The current proposal by the European Commission and Parliament to define ‘’unmet medical need’’ should note that not all patients are the same - whether across disease areas or within the same disease – as some might not respond to or benefit from existing therapies, while others may still benefit from further innovation that offers more appropriate treatments.

Unmet medical needs are not singular or fixed, but rather evolve over time and change as the disease progresses and scientific progress is made. Therefore, the absence of a treatment or therapy is not the only unmet need to consider. The quality of life of patients and their families and caregivers, the burden of treatment and the disease and its severity should also be considered in research and investment discussions concerning unmet medical needs. For Chiesi’s R&D decisions, a broad understanding of UMN encourages continued research for all patient populations who can benefit from therapeutic innovation.
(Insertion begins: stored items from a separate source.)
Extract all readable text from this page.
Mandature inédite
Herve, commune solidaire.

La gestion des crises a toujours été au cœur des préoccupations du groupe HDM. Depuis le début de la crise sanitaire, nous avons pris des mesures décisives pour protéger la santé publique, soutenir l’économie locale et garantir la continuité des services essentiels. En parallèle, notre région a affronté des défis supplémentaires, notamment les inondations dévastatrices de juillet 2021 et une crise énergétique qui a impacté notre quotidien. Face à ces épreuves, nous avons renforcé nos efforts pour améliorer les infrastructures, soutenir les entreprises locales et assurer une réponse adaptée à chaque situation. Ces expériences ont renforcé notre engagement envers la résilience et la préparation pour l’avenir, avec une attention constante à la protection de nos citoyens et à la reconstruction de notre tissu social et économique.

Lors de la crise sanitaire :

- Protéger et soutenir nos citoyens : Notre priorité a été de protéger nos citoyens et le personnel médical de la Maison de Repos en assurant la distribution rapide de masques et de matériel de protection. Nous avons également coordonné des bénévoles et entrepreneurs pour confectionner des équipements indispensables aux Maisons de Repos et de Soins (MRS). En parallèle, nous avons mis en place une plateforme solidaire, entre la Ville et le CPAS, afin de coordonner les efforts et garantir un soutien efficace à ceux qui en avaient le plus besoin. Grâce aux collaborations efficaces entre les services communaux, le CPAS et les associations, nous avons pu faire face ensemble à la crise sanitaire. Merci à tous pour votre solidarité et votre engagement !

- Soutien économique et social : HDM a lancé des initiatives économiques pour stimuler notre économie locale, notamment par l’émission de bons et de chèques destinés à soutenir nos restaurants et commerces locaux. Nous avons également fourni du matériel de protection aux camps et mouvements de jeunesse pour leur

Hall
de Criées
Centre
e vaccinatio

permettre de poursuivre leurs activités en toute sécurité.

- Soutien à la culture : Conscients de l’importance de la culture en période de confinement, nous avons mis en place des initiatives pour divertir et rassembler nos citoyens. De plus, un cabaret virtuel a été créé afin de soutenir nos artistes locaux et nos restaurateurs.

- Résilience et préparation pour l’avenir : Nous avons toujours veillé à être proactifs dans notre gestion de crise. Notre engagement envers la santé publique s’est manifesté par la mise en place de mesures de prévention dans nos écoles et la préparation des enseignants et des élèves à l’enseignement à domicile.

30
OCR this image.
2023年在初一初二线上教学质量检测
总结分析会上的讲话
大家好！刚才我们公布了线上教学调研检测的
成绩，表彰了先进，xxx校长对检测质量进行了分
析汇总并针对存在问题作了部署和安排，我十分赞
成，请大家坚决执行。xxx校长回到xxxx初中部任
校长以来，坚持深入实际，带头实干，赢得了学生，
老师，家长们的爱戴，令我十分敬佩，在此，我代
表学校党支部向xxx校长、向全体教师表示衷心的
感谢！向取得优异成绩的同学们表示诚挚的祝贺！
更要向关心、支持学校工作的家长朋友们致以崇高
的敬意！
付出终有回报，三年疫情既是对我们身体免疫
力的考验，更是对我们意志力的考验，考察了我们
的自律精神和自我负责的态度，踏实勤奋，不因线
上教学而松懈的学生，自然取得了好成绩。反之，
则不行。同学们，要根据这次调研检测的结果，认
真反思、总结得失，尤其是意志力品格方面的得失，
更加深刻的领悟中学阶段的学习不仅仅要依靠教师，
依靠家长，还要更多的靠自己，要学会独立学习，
We also need to establish a multi-stakeholder dialogue, building on existing EMA and HTA structures, along the drug development path. It should include patient representatives, developers, clinicians, regulators and HTA experts, that can continuously refine and update existing assumptions on unmet needs.

In terms of the incentives required for orphan drug developers, it is pivotal to that we maintain strong and predictable incentives and intellectual property protection framework for all medicines, and especially for orphan drugs and ATMPs, which require targeted and riskier investments. R&D needs to increase in underserved areas through support mechanisms for basic research and fostering public-private partnership – like the Rare Disease Moonshot - between academics, researchers and industry, as well as the direct involvement of patients.
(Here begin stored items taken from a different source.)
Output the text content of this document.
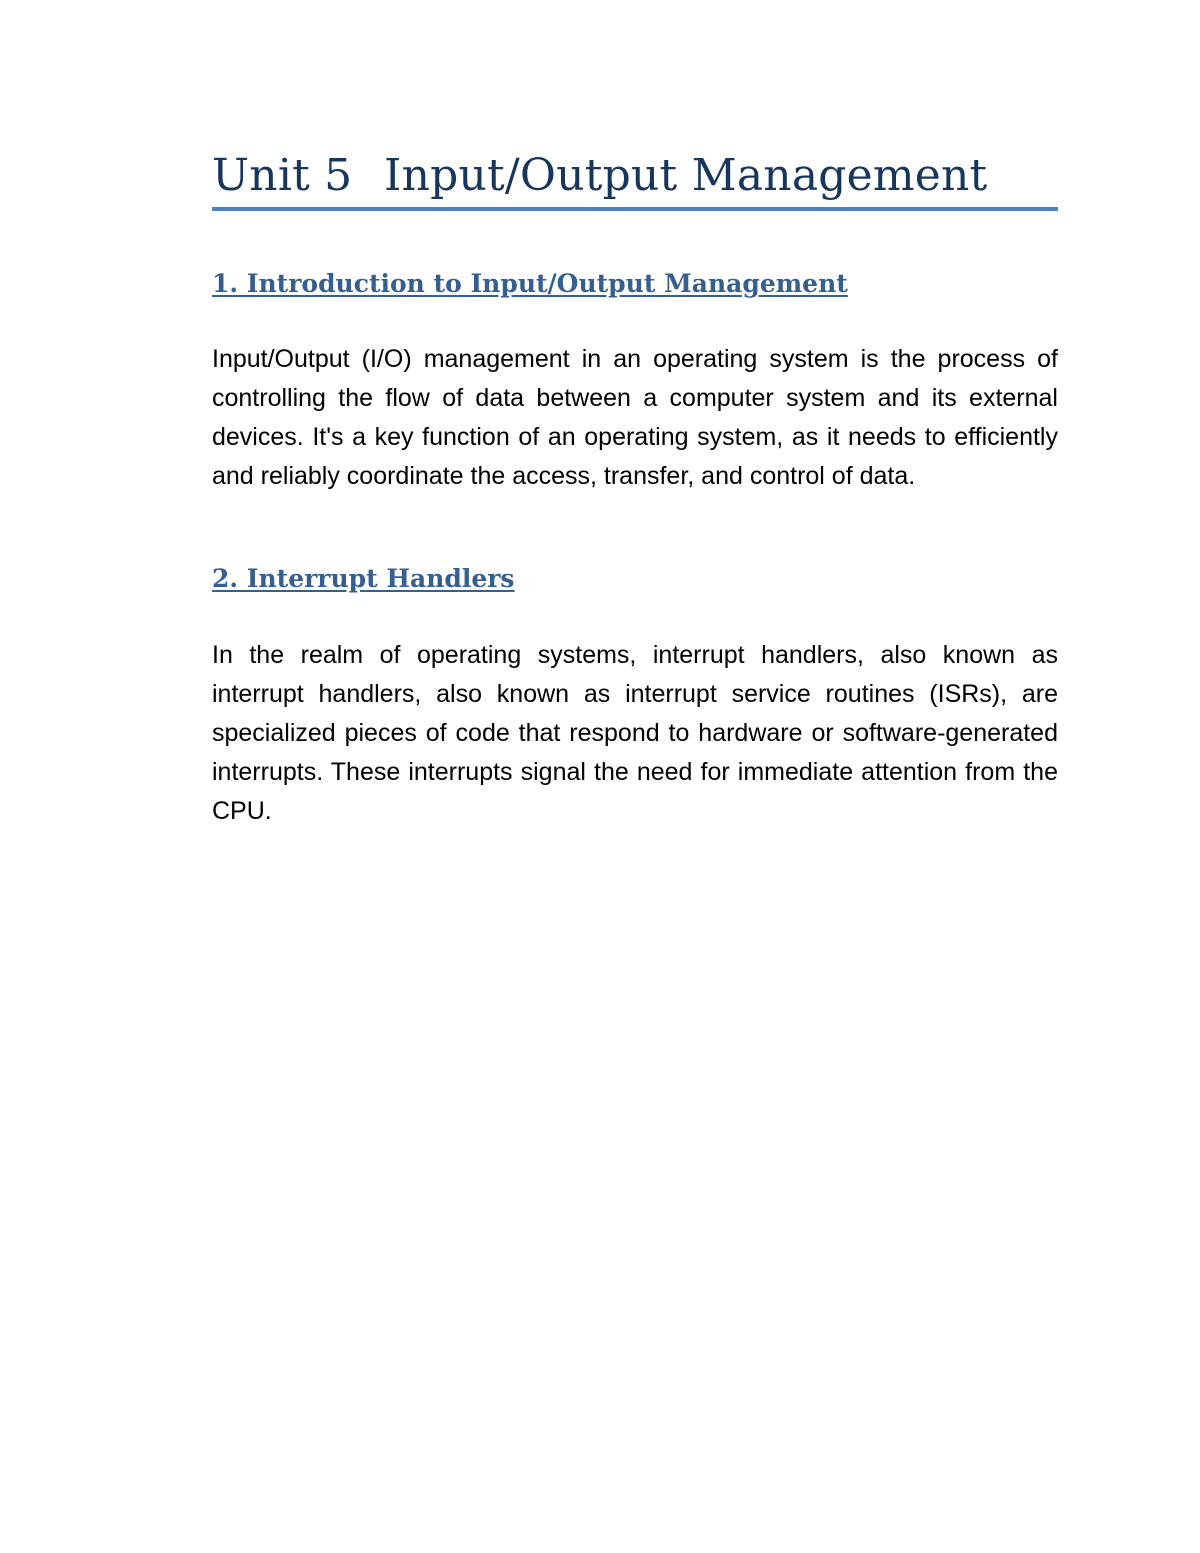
Unit 5 Input/Output Management
1. Introduction to Input/Output Management

Input/Output (I/O) management in an operating system is the process of controlling the flow of data between a computer system and its external devices. It's a key function of an operating system, as it needs to efficiently and reliably coordinate the access, transfer, and control of data.

2. Interrupt Handlers

In the realm of operating systems, interrupt handlers, also known as interrupt handlers, also known as interrupt service routines (ISRs), are specialized pieces of code that respond to hardware or software-generated interrupts. These interrupts signal the need for immediate attention from the CPU.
Besides this, there must be a keen focus on generating and attracting innovation and talents in centers of excellence and companies. Launching an EU Rare Disease Action Plan, to support access to and development of novel therapies, is the priority for this push for innovation, especially for the 95% of rare diseases where no therapeutic options exist.

It is innovation that will be able to provide the answers to future health challenges. It is the innovation that will provide employment opportunities to the future generation of scientists, doctors and technical specialists. It is innovation that gives hope to the hundreds of thousands of people with rare diseases still without treatment or with partial treatments. It is innovation that generates prosperity.